Mature, éveillé, solidaire, il va aider Zilia. La famille de Dardan va mener une cabale Chercher Zilia, traquer le moindre indice. Sauver l’honneur de Dardan par un lynchage implacable. Le pouvoir de la force contre le mental de Zilia. Le linge sale lavé en famille. Les intestines filatures, les habitus ancestraux sont les faillites d’un peuple qui boit encore la tasse. Le rite de la mort pour la tueuse d’un membre du clan, où la femme est le néant, effacée d’une généalogie moderne et juste.
Mais que vaut la justice en Albanie, lorsque le kanun est une coutume glaçante. Un pacte avec le diable . Le féminicide comme un abus de pouvoir.
Ce qui frappe dans ce récit, c’est la justesse des mots de Philippe Cuisset. Il rend le jeu fictionnel vivant et l’on est d’emblée dans le criant de l’authenticité. Le regard qui perce la nuit d’une Albanie fragilisée par son idiosyncrasie de tumulte et d’inégalités envers la femme.
Zilia va fuir. Se réfugier dans un endroit improbable. Se fondre en mimétisme dans une décharge à ciel ouvert. La poubelle de l’Europe, les détritus comme une cache. L’endurance face à la puanteur. Les mains sales, mais le cœur de plus en plus léger, à l’instar d’un contre-poids. Elle va se terrer dans ces monticules de tôles et de blessures. Elle va faire des rencontres fortuites. Comprendre l’envers du décor d’un pays si beau, mais si pauvre. Pris entre les mailles d’un système de corruptions.
Zilia pressent qu’il se passe quelque chose de grave. Des produits toxiques sont enterrés illégalement. Elle va se lier avec Rasim Istrefi, un journaliste qui enquête et veut prouver par un article, cette réalité abjecte. Il voit en Zilia, une fleur égarée sur des déchets. Elle lui semble singulière, discrète et l’on ressent l’apothéose de l’enchantement d’une normalité.
Un souffle de ressemblance avec les sociologies, où le machisme n’a aucune place. Elle est regardée, écoutée et respectée. C’est une bouffée d’oxygène sur le toit de ces poubelles immondes.
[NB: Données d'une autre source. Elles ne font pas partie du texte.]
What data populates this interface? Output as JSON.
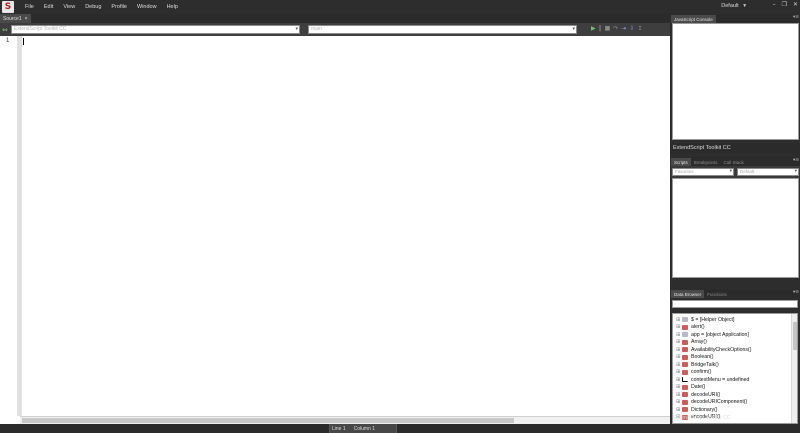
{
  "menubar": {
    "logo": "S",
    "items": [
      "File",
      "Edit",
      "View",
      "Debug",
      "Profile",
      "Window",
      "Help"
    ],
    "workspace": "Default",
    "workspace_arrow": "▾",
    "controls": [
      "–",
      "❐",
      "✕"
    ]
  },
  "editor": {
    "tab_label": "Source1",
    "tab_close": "×",
    "target_app": "ExtendScript Toolkit CC",
    "engine": "main",
    "line_number": "1",
    "debug_icons": [
      "▶",
      "‖",
      "■",
      "↷",
      "⇥",
      "⇩",
      "↥"
    ]
  },
  "status": {
    "line": "Line 1",
    "column": "Column 1"
  },
  "console": {
    "tab": "JavaScript Console",
    "footer": "ExtendScript Toolkit CC"
  },
  "scripts": {
    "tabs": [
      "Scripts",
      "Breakpoints",
      "Call Stack"
    ],
    "favorites": "Favorites",
    "default": "Default"
  },
  "data_browser": {
    "tabs": [
      "Data Browser",
      "Functions"
    ],
    "items": [
      {
        "label": "$ = [Helper Object]",
        "icon": "#b9b9c9"
      },
      {
        "label": "alert()",
        "icon": "#d45a5a"
      },
      {
        "label": "app = [object Application]",
        "icon": "#b9b9c9"
      },
      {
        "label": "Array()",
        "icon": "#d45a5a"
      },
      {
        "label": "AvailabilityCheckOptions()",
        "icon": "#d45a5a"
      },
      {
        "label": "Boolean()",
        "icon": "#d45a5a"
      },
      {
        "label": "BridgeTalk()",
        "icon": "#d45a5a"
      },
      {
        "label": "confirm()",
        "icon": "#d45a5a"
      },
      {
        "label": "contextMenu = undefined",
        "icon": "#000000"
      },
      {
        "label": "Date()",
        "icon": "#d45a5a"
      },
      {
        "label": "decodeURI()",
        "icon": "#d45a5a"
      },
      {
        "label": "decodeURIComponent()",
        "icon": "#d45a5a"
      },
      {
        "label": "Dictionary()",
        "icon": "#d45a5a"
      },
      {
        "label": "encodeURI()",
        "icon": "#d45a5a"
      }
    ],
    "footer": "ExtendScript Toolkit CC"
  }
}
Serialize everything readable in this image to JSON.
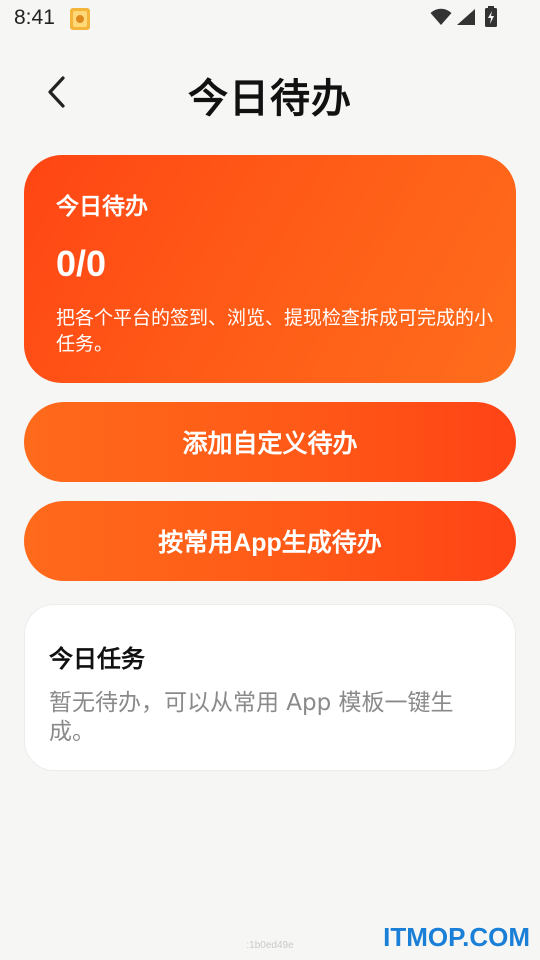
{
  "status_bar": {
    "time": "8:41"
  },
  "header": {
    "title": "今日待办"
  },
  "summary": {
    "title": "今日待办",
    "count": "0/0",
    "description": "把各个平台的签到、浏览、提现检查拆成可完成的小任务。"
  },
  "actions": {
    "add_custom": "添加自定义待办",
    "generate_from_app": "按常用App生成待办"
  },
  "tasks": {
    "title": "今日任务",
    "empty_text": "暂无待办，可以从常用 App 模板一键生成。"
  },
  "footer": {
    "build_tag": ":1b0ed49e",
    "watermark": "ITMOP.COM"
  },
  "colors": {
    "accent": "#ff5a17",
    "background": "#f6f6f4",
    "watermark": "#1a7fd6"
  }
}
L’Albanie, manichéenne, entre le bien et le mal. Une terre labourée par les pas des hommes vils et encerclés de tabous. Les sentiments sincères, la confiance comme guide, Zilia et Rasim vont sublimer la résistance. Mais Rasim est trop présent sur la décharge, cette zone de non-droit. Son enquête dérange les mafieux. Que va-t-il se passer ? Zilia trouvera-t-elle la fleur de l’exil ?
Ce livre puissant, grandiose, est une percée de lumière dans la nuit albanaise. Il pointe du doigt les errances d’un peuple ployé sous les diktats des lois souterraines. Le nord de l’Albanie dans son évidence la plus triste.
Ce livre est un devoir de lecture. La mission d’une littérature engagée, virtuose de sincérité. « Toutes les routes n’existent que dans l’épuisement du voyage . »
Une fresque magistrale, finement politique. Publié par les majeures Éditions Elyzad.